Judgment, Supreme Court, New York County (Edward J. McLaughlin, J.), rendered June 5, 2006, convicting defendant, upon his plea of guilty, of criminal sexual act in the first degree and burglary in the second degree, and sentencing him, as a persistent violent felony offender, to concurrent terms of 25 years to life and 16 years to life, respectively, unanimously affirmed.
Before: Saxe, J.P., Friedman, Sweeny, Renwick and Freedman, JJ.

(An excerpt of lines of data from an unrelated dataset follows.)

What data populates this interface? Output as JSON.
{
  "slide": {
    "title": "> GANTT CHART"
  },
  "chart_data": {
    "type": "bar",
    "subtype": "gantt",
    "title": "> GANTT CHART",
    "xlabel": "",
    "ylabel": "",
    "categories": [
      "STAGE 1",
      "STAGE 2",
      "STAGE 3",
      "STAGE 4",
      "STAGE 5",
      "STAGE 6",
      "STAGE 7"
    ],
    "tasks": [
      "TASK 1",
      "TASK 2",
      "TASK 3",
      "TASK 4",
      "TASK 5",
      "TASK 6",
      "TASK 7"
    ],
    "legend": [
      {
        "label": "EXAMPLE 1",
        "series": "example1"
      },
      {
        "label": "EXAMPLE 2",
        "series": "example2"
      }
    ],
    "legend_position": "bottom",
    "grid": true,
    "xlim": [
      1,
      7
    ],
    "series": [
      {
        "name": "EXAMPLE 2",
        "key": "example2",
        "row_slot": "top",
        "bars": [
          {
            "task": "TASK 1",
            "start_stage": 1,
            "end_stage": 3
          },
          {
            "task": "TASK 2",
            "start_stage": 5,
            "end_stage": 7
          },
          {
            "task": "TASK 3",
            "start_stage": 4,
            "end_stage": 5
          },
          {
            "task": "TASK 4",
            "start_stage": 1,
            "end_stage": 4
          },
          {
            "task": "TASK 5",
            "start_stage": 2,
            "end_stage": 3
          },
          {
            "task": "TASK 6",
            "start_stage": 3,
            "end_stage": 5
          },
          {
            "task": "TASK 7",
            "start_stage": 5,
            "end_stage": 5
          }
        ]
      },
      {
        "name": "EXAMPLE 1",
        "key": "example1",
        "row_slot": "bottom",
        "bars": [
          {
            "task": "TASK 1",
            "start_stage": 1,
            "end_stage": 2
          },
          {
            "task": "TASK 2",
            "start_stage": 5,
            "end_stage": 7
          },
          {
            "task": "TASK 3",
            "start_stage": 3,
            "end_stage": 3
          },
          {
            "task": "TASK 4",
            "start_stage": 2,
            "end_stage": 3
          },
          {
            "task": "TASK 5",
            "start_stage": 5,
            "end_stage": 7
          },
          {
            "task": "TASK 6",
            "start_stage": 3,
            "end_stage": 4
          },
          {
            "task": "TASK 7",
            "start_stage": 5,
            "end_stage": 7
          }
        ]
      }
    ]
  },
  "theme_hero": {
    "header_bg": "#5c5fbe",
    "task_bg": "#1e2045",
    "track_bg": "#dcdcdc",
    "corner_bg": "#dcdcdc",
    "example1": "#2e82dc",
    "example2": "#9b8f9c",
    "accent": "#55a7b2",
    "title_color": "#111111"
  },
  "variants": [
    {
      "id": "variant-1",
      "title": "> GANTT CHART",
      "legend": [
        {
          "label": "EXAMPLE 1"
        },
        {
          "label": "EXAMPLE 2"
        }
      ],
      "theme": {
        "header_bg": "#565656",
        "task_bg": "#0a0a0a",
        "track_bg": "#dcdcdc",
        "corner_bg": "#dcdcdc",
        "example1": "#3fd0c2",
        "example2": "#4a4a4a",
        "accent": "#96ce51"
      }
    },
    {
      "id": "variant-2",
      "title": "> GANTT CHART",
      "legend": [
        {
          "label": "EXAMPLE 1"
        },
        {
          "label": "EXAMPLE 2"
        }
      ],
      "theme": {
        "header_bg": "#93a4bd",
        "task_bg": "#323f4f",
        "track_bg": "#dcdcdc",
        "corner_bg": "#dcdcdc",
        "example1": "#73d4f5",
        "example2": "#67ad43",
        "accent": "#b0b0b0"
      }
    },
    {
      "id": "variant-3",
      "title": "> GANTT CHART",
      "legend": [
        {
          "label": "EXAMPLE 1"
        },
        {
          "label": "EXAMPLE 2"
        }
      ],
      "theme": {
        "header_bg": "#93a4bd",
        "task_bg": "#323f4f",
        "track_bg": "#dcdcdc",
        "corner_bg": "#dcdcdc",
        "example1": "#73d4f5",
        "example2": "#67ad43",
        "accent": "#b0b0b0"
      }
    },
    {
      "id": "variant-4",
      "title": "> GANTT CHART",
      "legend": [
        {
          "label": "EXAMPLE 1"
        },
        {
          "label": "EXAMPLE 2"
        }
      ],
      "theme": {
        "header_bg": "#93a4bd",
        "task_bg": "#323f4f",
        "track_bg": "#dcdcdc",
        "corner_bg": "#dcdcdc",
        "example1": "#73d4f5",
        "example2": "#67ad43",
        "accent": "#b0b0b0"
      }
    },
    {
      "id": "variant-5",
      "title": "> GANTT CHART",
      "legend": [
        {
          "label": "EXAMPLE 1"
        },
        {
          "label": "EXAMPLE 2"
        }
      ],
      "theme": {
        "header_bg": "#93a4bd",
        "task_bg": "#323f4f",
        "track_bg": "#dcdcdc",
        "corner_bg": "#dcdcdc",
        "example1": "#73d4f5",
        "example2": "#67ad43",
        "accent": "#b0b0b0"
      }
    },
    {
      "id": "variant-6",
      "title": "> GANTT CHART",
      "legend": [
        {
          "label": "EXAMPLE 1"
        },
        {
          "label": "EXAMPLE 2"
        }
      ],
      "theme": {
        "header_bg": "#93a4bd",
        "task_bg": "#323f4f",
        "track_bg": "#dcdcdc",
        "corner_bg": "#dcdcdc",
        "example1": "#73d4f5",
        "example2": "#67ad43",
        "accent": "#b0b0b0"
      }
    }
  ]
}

The court properly denied defendant's motion to withdraw his guilty plea ( see People v Alexander, 97 NY2d 482; People v Frederick, 45 NY2d 520). The record establishes that the plea was entered knowingly, intelligently and voluntarily ( see People v Harris, 61 NY2d 9, 19). At a proceeding the day before the plea, it was made clear to defendant that he was a persistent violent felony offender who could not receive anything less than a life sentence. During the colloquies leading up to the plea, it was made equally clear to defendant that the offer was an aggregate term of 25 years to life to cover all the charges. Defendant, who was exposed to a much greater aggregate term if convicted of multiple charges after trial, accepted this offer. It was only after defendant agreed to accept this sentence that the court misspoke in referring to a 25-year determinate sentence. Neither this misstatement, nor the court's failure to specify the minimum term of the concurrent sentence defendant would receive on the burglary conviction, could have influenced defendant's decision to plead guilty.